Licking my lips, I nodded, “It seems to help. It seems to do something that I can’t explain.” Looking into his face, I saw that he already knew what I’d admitted. “That’s why you haven’t killed him, isn’t it?” I didn’t doubt he could. And I wondered why Collin held such a tight leash on his power.

He pulled me close, and smoothed the hair on the back of my head. “I’d do anything for you. Anything to save you from pain. But with this—it’s different. I don’t know why or how. But I trust you. I know you’ll tell me if things get out of hand. And I’ll help you deal with it, no matter how bloody it gets.” He kissed the crown of my head, as I nodded. We remained still, feeling the winter wind blowing through the roof. Collin’s heart beat steadily in his chest, as his arms held me tight.

Lying on the leather couch, I rested with my head in Collin’s lap. I wondered about the kiss. I didn’t feel the compulsion to steal his soul when his lips pressed against me. Nothing stirred inside me, demanding me to take it.
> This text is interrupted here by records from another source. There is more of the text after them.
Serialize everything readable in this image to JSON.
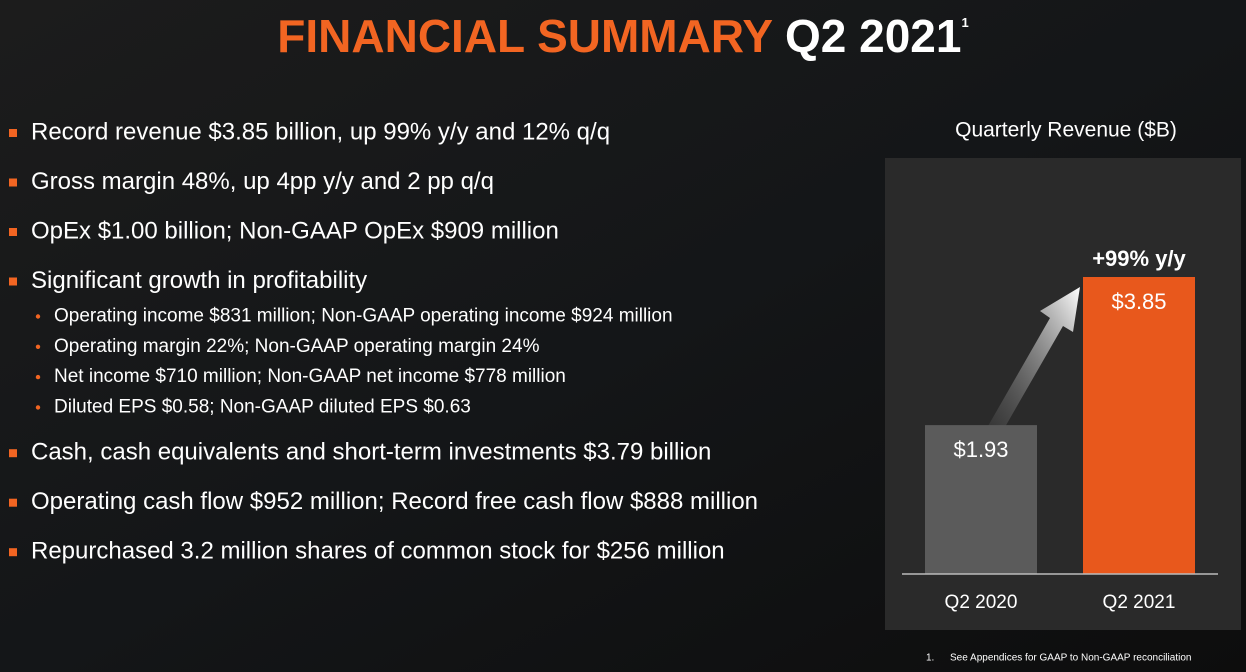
{
  "title": {
    "main": "FINANCIAL SUMMARY",
    "period": "Q2 2021",
    "note_mark": "1"
  },
  "bullets": [
    {
      "text": "Record revenue $3.85 billion, up 99% y/y and 12% q/q"
    },
    {
      "text": "Gross margin 48%, up 4pp y/y and 2 pp q/q"
    },
    {
      "text": "OpEx $1.00 billion; Non-GAAP OpEx $909 million"
    },
    {
      "text": "Significant growth in profitability",
      "sub": [
        "Operating income $831 million; Non-GAAP operating income $924 million",
        "Operating margin 22%; Non-GAAP operating margin 24%",
        "Net income $710 million; Non-GAAP net income $778 million",
        "Diluted EPS $0.58; Non-GAAP diluted EPS $0.63"
      ]
    },
    {
      "text": "Cash, cash equivalents and short-term investments $3.79 billion"
    },
    {
      "text": "Operating cash flow $952 million; Record free cash flow $888 million"
    },
    {
      "text": "Repurchased 3.2 million shares of common stock for $256 million"
    }
  ],
  "chart_data": {
    "type": "bar",
    "title": "Quarterly Revenue ($B)",
    "categories": [
      "Q2 2020",
      "Q2 2021"
    ],
    "values": [
      1.93,
      3.85
    ],
    "value_labels": [
      "$1.93",
      "$3.85"
    ],
    "colors": [
      "#5b5b5b",
      "#e8581c"
    ],
    "annotation": "+99% y/y"
  },
  "footnote": {
    "number": "1.",
    "text": "See Appendices for GAAP to Non-GAAP reconciliation"
  }
}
I wondered where it went, or if it would return.

He insisted on stroking my hair and watching me sleep. Both of them saw how drained I was and knew I needed rest. But sleep meant being vulnerable to Locoicia. She could pull me through her black mirror while I rested. That was why Collin wanted to hold me. The reasoning was that he could stop her before she pulled me into the glass. And to tell you the truth, I was glad Collin was there, that he insisted on watching over me. Although his touch registered as nothing more than pressure on my skin, I still wanted him near me. It reminded me that I was alive, and not the cold heartless bastard that was watching me from across the room. Eric.

As I lay there, Eric’s words echoed through my mind. The price of him using Satan’s Stone was higher than I thought. Eric’s price was more than a constant state of change. But I couldn’t find any commonality to see what it was. I was aware of only one loss that did anything to him, and that was Lydia. He didn’t even seem to grieve Al’s death. But with Eric there was no way to know for sure. He kept everything hidden so deeply that it was impossible to tell what he was thinking with anything. Except when it came to me. He hated me with a passion. Sometimes the thought of facing Kreturus was less frightening than facing Eric.

Collin’s fingers pressed against my scalp, tangling in my curls as he stroked my head gently. He’d remained quiet for a long time. Uncertainty lined the curve of his mouth. Worry still pinched his brow as he gazed down at me. His voice was soft when he spoke. “I didn’t think you’d forgive me... For what I’d done.” Eric sat across from us, lying on a couch with his eyes closed, although I doubted he was asleep. I didn’t expect Collin to discuss it in front of him, but there might not be another time. His fingers traced the line of my cheek.

I pressed my hand to his, feeling the curve of his hand in my palm. I wished that I could feel the sensations that used to shoot through me when I touched him, but there was nothing. I released his hand, and looked up at him, “It wasn’t you.” My voice was soft, as if that could keep Eric from hearing our words. Once, there had been no need for words. Once, we were so close that our minds spoke for us. But not now. Never again.